Alice cursed her own heart for skipping a beat at
his name. What she would have scripted as a “collective gasp from the crowd”
led into applause by all but herself and Mr. Peacock, who met her eyes across
the set with a quick nod. An actor from film and primetime meant a leading
role. All the scripts would have to be rewritten.
“Giselle, I don’t think you will mind sharing love
scenes with Peter.”
Bingo.
To Mrs. Jellyby’s pronouncement, Giselle
smiled and blushed as the other’s laughed.
Even though Alice had a lot of long nights of
rewrites ahead of her, she knew the excitement of Peter Walsingham provided a
much-needed relief from the pall that had settled over the soap since sweeps.
“And perhaps, just perhaps, we can convince him
that he wants to stay on with us.” Mrs. Jellyby waded in with the others, and
from where Alice stood, she sounded like she was cooing.
“What do you think?” Mr. Peacock asked Alice after
making his way across stage to her side.
“I think Sienna has recovered quickly from
Blaine’s death.”
The director grinned. “Time is relative,
especially on soaps.”
“So how did you manage this coup?”
“I had nothing to do with it. You know Walsingham
was just killed off on
COD
? That was at his request. Said the publicity
from his relationship with his co-star was disruptive on the set.”

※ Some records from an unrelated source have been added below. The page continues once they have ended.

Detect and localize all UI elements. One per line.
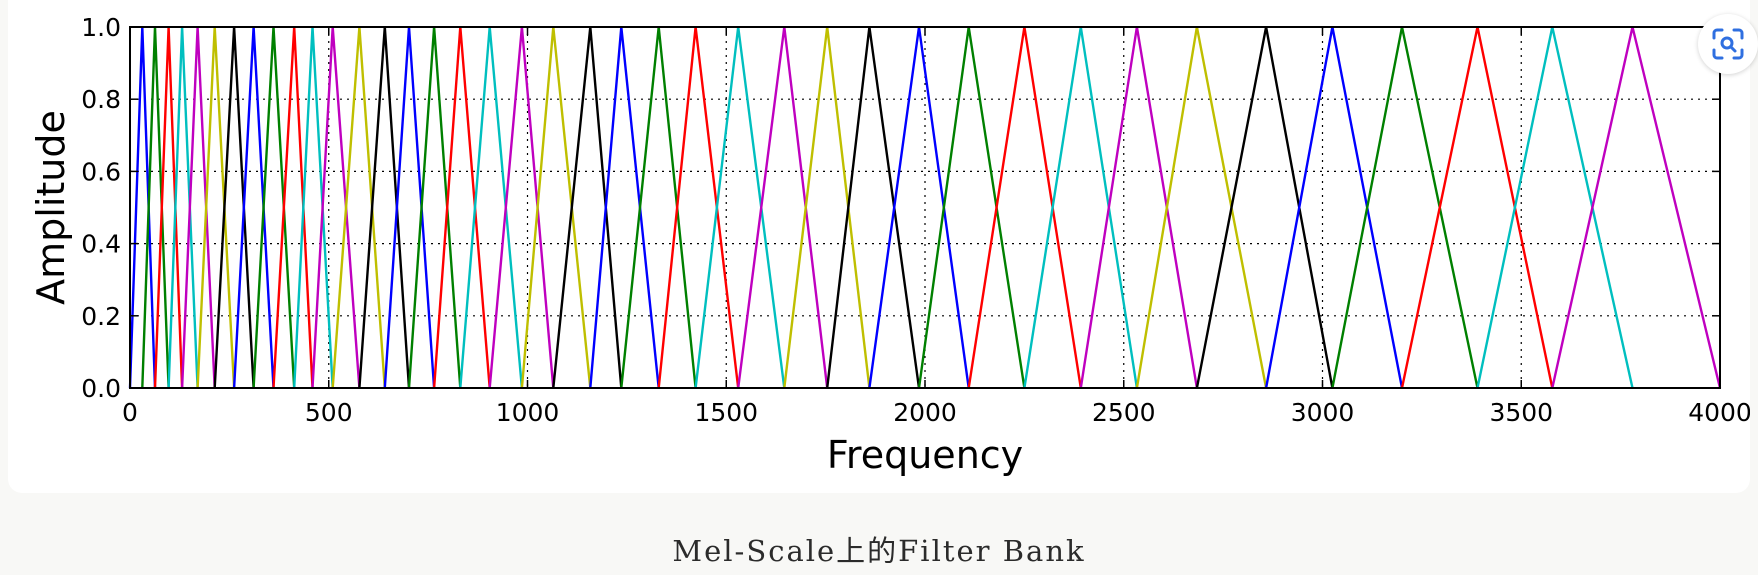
y-tick-label: 0.0: [81, 374, 121, 403]
filter-triangle: [128, 26, 157, 389]
filter-triangle: [196, 26, 236, 389]
filter-triangle: [358, 26, 411, 389]
x-tick-label: 2000: [893, 398, 957, 427]
filter-triangle: [520, 26, 592, 389]
filter-triangle: [917, 26, 1026, 389]
x-tick-label: 500: [305, 398, 353, 427]
filter-triangle: [620, 26, 697, 389]
y-axis-label: Amplitude: [29, 110, 73, 305]
filter-triangle: [1400, 26, 1554, 389]
filter-triangle: [1551, 26, 1722, 389]
filter-triangle: [432, 26, 491, 389]
x-tick-label: 1000: [496, 398, 560, 427]
y-tick-label: 1.0: [81, 13, 121, 42]
filter-triangle: [167, 26, 199, 389]
mel-filter-bank-chart: 0 500 1000 1500 2000 2500 3000 3500 4000 0.0 0.2 0.…: [29, 13, 1750, 477]
x-tick-label: 2500: [1092, 398, 1156, 427]
grid-lines: [130, 27, 1720, 388]
filter-triangle: [1264, 26, 1404, 389]
x-axis-label: Frequency: [827, 433, 1023, 477]
x-tick-label: 1500: [694, 398, 758, 427]
x-tick-label: 4000: [1688, 398, 1750, 427]
filter-triangle: [213, 26, 255, 389]
filter-triangle: [552, 26, 623, 389]
filter-triangle: [153, 26, 184, 389]
axis-ticks: 0 500 1000 1500 2000 2500 3000 3500 4000 0.0 0.2 0.…: [81, 13, 1750, 427]
filter-triangle: [967, 26, 1082, 389]
filter-triangle: [331, 26, 386, 389]
filter-series: [128, 26, 1722, 389]
filter-triangle: [657, 26, 740, 389]
filter-triangle: [1135, 26, 1268, 389]
filter-triangle: [459, 26, 524, 389]
image-search-icon: [1712, 28, 1744, 60]
filter-triangle: [826, 26, 921, 389]
filter-triangle: [232, 26, 275, 389]
x-tick-label: 3000: [1291, 398, 1355, 427]
x-tick-label: 0: [122, 398, 138, 427]
y-tick-label: 0.2: [81, 302, 121, 331]
y-tick-label: 0.4: [81, 230, 121, 259]
filter-triangle: [407, 26, 462, 389]
filter-triangle: [1476, 26, 1634, 389]
figure-caption: Mel-Scale上的Filter Bank: [672, 534, 1086, 568]
image-search-button[interactable]: [1698, 14, 1758, 74]
filter-triangle: [1079, 26, 1199, 389]
filter-triangle: [383, 26, 436, 389]
filter-triangle: [141, 26, 170, 389]
filter-triangle: [252, 26, 296, 389]
filter-triangle: [1195, 26, 1334, 389]
y-tick-label: 0.6: [81, 157, 121, 186]
filter-triangle: [272, 26, 314, 389]
filter-triangle: [488, 26, 555, 389]
x-tick-label: 3500: [1489, 398, 1553, 427]
filter-triangle: [180, 26, 216, 389]
filter-triangle: [1331, 26, 1479, 389]
filter-triangle: [737, 26, 829, 389]
filter-triangle: [783, 26, 871, 389]
y-tick-label: 0.8: [81, 85, 121, 114]
filter-triangle: [293, 26, 334, 389]
filter-triangle: [694, 26, 786, 389]
filter-triangle: [868, 26, 970, 389]
filter-triangle: [1023, 26, 1139, 389]
plot-frame: [129, 26, 1721, 389]
chart-card: 0 500 1000 1500 2000 2500 3000 3500 4000 0.0 0.2 0.…: [8, 0, 1758, 493]
filter-triangle: [589, 26, 660, 389]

Alice raised her eyebrows. “I’m surprised they
didn’t let Winnie Johnson go instead.”
“They didn’t want either one of them to go. Even
negative publicity is publicity, and they thought having off-camera lovers
brought in more viewers.”
Alice scoffed. “I’m sure his
wife
will be
relieved to hear it.”
“I think that’s one of the reasons he wanted out.
This has been a big drama itself. It was not an amicable break.”
“With the wife or the show?”
“Both, I think, but I meant the show.” Mr. Peacock
pulled out an electronic cigarette and sucked on it. “They killed him off so he
couldn’t come back, and the only way they agreed to let him out was if he
finished off his contract here.”
Shit
. “For how long? Mrs. Jellyby is
smoking crack if she thinks he will stay on. Will he be here for a full story arc?
We can’t have sweet and innocent Sienna having a fling. She can’t sleep with
anyone unless they are
violently in love
.”
“He will be here until July when he has to go on
location for some movie, then he’ll be here for three months after the
Olympics, although Mrs. Jellyby thinks she can convince him to stay.”
Alice wished she smoked, if for no other reason
than to have something to do with her hands – and she did still think it looked
cool – but she figured it would be silly to start smoking with a fake
cigarette. “I still don’t like it. The viewers are not going to like her
hopping into bed with someone without falling in love with him first. Even
having a known adulterer cast in the role could tarnish her reputation in the
eyes of some viewers. When ‘Hollywood’s Bad Boy’ married ‘America’s
Sweetheart,’ they thought he had reformed.”
“Who knows? It might get us new viewers.”
“We’re talking backstory, character development,
romance, conflict. And where am I supposed to send him in July?”
He laughed and put his cigarette back in his
pocket. “You’ll think of something. I have faith.”
“I need a Xanax,” she said as he walked away.